For fluted tapered revision femoral hip stems, Wagner proposed that the contact zone between the implant and the bone needed to measure between 70 and 100 mm for primary stability. However, Le Beguec and associates believed that a good press fit depends on the quality of the wedging and a contact zone of just 30 mm in excellent bone but 40 to 50 mm if bone quality is poor. Moreover, using a stem that is too long can produce less reliable 3-point fixation as opposed to the tight diaphyseal fit required to properly seat the cementless stem distally in order to promote bony regeneration in the proximal femur. The contact zone between implant and bone can be limited in other ways to help reduce stiffness. Blaimont demonstrated that during hip flexion, there is a gradient of tensile and compressive forces that occurs at the level of the diaphysis. Tensile forces are highest in the anterior cortex, with a transition to compressive forces which are highest in the posterior cortex. At a point in this plane, forces are neither compressive nor tensile; this zone is termed the neutral zone. Ideally, a revision stem implant establishes contact with bone in this neutral zone, which allows the bone to react and remodel as it would normally. This can be achieved by using a tapered fluted stem. The titanium alloy stem further promotes normal bone remodeling by having a modulus of elasticity near that of normal bone.

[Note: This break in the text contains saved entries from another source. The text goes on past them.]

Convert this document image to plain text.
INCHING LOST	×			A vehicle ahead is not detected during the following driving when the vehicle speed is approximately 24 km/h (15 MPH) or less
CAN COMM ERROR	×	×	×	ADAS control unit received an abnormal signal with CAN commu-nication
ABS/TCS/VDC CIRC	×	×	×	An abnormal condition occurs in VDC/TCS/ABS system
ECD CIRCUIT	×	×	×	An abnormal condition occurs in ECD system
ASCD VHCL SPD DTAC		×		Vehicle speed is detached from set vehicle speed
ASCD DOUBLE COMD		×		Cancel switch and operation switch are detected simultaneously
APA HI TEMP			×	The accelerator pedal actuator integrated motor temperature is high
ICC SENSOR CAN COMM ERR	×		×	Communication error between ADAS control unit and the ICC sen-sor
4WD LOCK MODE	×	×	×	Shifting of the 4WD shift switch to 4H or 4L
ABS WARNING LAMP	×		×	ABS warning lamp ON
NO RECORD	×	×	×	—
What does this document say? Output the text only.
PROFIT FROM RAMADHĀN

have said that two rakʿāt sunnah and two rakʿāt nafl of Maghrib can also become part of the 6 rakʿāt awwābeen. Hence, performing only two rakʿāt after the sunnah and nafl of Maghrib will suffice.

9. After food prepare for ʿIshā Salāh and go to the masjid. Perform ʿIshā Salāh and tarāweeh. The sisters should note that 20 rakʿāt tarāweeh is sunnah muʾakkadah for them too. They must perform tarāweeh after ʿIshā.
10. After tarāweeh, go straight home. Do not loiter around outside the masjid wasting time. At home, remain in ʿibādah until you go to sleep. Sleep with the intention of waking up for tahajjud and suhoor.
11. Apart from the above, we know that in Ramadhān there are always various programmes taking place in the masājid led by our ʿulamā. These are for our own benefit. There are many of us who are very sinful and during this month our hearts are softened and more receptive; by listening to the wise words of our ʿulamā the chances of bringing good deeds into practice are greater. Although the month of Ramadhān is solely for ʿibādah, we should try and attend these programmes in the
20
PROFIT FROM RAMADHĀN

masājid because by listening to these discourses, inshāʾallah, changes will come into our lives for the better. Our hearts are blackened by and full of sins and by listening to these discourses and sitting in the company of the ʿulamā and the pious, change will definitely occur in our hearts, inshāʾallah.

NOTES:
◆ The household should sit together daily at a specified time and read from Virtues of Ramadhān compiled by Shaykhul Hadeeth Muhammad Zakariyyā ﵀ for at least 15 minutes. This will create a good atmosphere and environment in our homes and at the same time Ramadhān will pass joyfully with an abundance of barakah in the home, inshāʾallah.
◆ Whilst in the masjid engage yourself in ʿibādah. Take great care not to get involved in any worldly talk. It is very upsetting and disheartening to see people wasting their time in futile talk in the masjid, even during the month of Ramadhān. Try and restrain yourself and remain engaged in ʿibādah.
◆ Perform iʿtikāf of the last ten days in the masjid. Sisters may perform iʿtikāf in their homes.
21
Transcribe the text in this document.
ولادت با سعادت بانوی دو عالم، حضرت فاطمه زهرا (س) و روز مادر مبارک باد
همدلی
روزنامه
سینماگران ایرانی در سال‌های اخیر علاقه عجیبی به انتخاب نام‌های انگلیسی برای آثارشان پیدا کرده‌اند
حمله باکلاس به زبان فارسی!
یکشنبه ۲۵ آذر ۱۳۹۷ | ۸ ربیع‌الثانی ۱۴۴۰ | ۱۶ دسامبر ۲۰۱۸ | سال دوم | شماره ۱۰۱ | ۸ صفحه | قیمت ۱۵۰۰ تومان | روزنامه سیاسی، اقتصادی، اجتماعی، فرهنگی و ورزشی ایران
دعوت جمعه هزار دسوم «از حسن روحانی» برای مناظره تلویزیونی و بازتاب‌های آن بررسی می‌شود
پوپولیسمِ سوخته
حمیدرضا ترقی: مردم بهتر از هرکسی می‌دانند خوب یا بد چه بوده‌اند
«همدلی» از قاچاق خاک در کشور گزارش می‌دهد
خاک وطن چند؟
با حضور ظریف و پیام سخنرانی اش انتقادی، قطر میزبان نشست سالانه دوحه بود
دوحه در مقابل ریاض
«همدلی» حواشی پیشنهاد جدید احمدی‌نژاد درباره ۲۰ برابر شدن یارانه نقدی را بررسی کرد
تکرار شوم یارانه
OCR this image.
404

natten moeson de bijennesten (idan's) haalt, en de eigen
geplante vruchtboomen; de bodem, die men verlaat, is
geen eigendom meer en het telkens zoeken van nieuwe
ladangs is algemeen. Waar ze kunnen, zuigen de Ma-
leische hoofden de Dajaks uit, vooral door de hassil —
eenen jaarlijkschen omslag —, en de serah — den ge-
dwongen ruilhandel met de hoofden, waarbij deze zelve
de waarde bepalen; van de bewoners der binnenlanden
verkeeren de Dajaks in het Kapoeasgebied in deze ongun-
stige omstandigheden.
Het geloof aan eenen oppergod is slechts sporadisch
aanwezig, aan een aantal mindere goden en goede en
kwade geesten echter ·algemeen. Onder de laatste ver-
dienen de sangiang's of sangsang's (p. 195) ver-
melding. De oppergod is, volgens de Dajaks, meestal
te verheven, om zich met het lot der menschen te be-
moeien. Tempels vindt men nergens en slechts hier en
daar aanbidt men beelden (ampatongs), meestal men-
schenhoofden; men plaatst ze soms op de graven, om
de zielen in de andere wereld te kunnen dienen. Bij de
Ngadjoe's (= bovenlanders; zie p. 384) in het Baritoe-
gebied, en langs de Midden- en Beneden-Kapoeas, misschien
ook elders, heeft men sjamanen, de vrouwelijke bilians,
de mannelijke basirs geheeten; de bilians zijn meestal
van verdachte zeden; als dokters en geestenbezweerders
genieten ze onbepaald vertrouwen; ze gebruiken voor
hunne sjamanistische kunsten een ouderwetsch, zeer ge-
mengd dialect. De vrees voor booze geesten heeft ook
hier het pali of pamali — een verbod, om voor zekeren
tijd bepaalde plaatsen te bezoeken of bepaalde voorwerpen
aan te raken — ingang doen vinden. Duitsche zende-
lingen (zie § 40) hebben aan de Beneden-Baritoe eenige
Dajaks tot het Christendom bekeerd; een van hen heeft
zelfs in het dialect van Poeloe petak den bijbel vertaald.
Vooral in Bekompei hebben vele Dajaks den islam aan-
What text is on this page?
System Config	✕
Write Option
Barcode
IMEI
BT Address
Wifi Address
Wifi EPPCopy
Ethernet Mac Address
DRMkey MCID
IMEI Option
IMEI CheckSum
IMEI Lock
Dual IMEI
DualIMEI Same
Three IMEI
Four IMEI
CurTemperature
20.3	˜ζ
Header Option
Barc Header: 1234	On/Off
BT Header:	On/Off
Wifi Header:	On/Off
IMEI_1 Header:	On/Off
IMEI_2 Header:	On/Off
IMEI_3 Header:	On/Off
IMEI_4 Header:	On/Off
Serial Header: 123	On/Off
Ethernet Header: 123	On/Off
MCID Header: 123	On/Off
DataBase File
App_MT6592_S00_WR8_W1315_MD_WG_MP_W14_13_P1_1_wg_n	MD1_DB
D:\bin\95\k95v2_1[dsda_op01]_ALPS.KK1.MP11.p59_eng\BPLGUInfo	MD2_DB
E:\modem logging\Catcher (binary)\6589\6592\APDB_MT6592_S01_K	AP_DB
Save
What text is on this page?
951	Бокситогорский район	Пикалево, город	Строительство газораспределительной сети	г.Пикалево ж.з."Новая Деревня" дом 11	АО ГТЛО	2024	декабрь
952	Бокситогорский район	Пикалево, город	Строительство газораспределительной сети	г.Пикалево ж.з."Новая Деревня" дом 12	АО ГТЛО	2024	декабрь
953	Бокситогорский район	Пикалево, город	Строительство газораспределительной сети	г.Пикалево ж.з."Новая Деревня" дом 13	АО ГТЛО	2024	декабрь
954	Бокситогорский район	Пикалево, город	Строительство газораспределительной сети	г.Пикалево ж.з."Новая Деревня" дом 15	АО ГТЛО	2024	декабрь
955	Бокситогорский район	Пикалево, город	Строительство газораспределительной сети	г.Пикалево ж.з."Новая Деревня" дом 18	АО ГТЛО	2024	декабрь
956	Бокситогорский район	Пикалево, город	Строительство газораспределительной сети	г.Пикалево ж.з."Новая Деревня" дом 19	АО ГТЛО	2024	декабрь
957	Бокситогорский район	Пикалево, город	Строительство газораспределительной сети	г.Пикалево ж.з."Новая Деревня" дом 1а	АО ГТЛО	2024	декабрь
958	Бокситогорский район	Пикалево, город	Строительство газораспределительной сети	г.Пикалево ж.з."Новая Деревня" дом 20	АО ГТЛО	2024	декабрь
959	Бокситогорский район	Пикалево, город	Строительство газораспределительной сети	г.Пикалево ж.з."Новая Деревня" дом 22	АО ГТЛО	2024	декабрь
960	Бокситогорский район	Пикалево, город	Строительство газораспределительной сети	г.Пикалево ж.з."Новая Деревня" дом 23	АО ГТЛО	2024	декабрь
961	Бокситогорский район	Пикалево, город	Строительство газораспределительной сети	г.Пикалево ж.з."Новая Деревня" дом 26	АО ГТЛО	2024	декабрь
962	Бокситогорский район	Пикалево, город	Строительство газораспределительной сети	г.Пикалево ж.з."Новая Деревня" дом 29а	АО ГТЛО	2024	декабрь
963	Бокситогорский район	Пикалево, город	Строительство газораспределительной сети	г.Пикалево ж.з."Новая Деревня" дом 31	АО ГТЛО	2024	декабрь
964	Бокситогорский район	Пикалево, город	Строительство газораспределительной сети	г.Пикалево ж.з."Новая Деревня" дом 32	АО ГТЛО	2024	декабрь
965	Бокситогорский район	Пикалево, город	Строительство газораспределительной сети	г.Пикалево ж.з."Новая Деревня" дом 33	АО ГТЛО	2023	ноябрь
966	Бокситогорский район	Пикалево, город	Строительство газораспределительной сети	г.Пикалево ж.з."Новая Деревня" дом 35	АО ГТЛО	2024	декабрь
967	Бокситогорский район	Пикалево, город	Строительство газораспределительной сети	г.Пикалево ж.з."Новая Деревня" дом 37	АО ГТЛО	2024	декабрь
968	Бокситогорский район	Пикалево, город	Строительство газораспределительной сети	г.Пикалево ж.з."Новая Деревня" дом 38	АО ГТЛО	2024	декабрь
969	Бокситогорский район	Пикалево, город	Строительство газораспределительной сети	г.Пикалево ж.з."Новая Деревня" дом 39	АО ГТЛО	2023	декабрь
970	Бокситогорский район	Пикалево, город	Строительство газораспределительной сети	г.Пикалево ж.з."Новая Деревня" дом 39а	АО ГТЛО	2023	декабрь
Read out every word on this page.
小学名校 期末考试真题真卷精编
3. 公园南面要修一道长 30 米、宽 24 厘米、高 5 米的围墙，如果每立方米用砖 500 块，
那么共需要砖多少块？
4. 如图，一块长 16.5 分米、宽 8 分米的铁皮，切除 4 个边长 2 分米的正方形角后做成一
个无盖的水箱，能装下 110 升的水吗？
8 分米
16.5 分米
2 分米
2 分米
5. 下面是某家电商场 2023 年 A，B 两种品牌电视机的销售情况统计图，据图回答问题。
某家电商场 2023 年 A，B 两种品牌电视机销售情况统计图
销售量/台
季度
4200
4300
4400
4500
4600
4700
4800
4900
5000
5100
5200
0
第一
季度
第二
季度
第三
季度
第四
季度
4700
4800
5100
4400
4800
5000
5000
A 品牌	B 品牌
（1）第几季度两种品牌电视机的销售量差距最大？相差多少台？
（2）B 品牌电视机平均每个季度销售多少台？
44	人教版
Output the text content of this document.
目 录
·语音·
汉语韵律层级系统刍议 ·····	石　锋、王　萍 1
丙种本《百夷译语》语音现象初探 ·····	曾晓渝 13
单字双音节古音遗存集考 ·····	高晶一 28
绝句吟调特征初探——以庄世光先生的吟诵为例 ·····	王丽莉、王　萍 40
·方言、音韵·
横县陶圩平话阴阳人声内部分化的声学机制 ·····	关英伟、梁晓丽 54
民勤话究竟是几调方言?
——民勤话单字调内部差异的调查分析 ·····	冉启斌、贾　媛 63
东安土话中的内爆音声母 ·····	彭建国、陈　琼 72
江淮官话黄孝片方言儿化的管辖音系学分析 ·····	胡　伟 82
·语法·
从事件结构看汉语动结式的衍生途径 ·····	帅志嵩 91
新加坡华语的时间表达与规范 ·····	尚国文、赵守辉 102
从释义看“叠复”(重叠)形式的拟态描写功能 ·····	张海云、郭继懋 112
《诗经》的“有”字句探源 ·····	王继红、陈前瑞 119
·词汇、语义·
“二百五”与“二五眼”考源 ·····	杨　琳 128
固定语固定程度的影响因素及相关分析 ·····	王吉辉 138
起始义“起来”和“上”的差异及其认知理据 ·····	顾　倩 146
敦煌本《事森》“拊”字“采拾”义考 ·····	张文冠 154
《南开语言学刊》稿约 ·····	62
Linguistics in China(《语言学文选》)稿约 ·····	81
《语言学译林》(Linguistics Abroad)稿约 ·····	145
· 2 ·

The cross-sectional shape of a press-fit, uncemented stem is also important for rotational stability. A circular cross-section would create a large contact surface while offering little resistance to rotational loading. An implant with a quadrangular cross-section (such as a tapered stem) has been shown to be very successful in resisting rotational torque and achieving good primary fixation. A stem with cutting flutes offers further advantages not only in neutralizing any rotational forces but also in preserving a space between the implant and bone, which may aid revascularization and subsequent bone regeneration, in a process that allows fixation through bone ongrowth. This also allows the use of a less stiff implant and reduces the stress shielding seen with fully porous-coated cylindrical implants. These theoretical advantages have been shown in clinical practice using fluted tapered titanium stems, as has been reported by several authors.

Because these stems depend on a tapered geometry, it is often difficult to predict when they will stabilize as they are being wedged into the femur, especially when remaining bone stock is poor. Modular stems have been developed with proximal bodies of different lengths to accommodate for the lack of predictability of the exact wedging location of the distal implant. This modularity allows the surgeon to implant the distal segment in the diaphysis for optimal stem axial and rotational stability, with different options for the proximal body that optimize leg length, femoral offset, femoral version, and stability. However, this poses certain engineering challenges because these stems require a modular junction at a high-stress location of the femoral component. This will be further discussed later in this chapter.

Preoperative Planning for Femoral Revision

Before embarking on a revision of the femoral component, the surgeon should evaluate the existing bone stock and anticipate the quality of remaining bone after the implants and cement, if present, are removed. Paprosky described a useful classification system for evaluating femoral bone stock in revision THA. It enables an algorithmic approach as a guide to femoral reconstruction.

Paprosky Type I Defects

Type I defects represent a femur with relatively well-preserved metaphyseal cancellous bone with an intact diaphysis. Though this is a relatively rare circumstance in revision THA where the stem is loose, the surgeon may elect to use a shorter stem with proximal metadiaphyseal fixation or a short diaphyseal-fit stem, either fully porous-coated or more likely a tapered fluted stem. Cemented fixation may be used as long as there is adequate metaphyseal bone remaining for cement interdigitation after the neocortex from the loose femoral stem is removed. Otherwise, the impaction allografting technique needs consideration.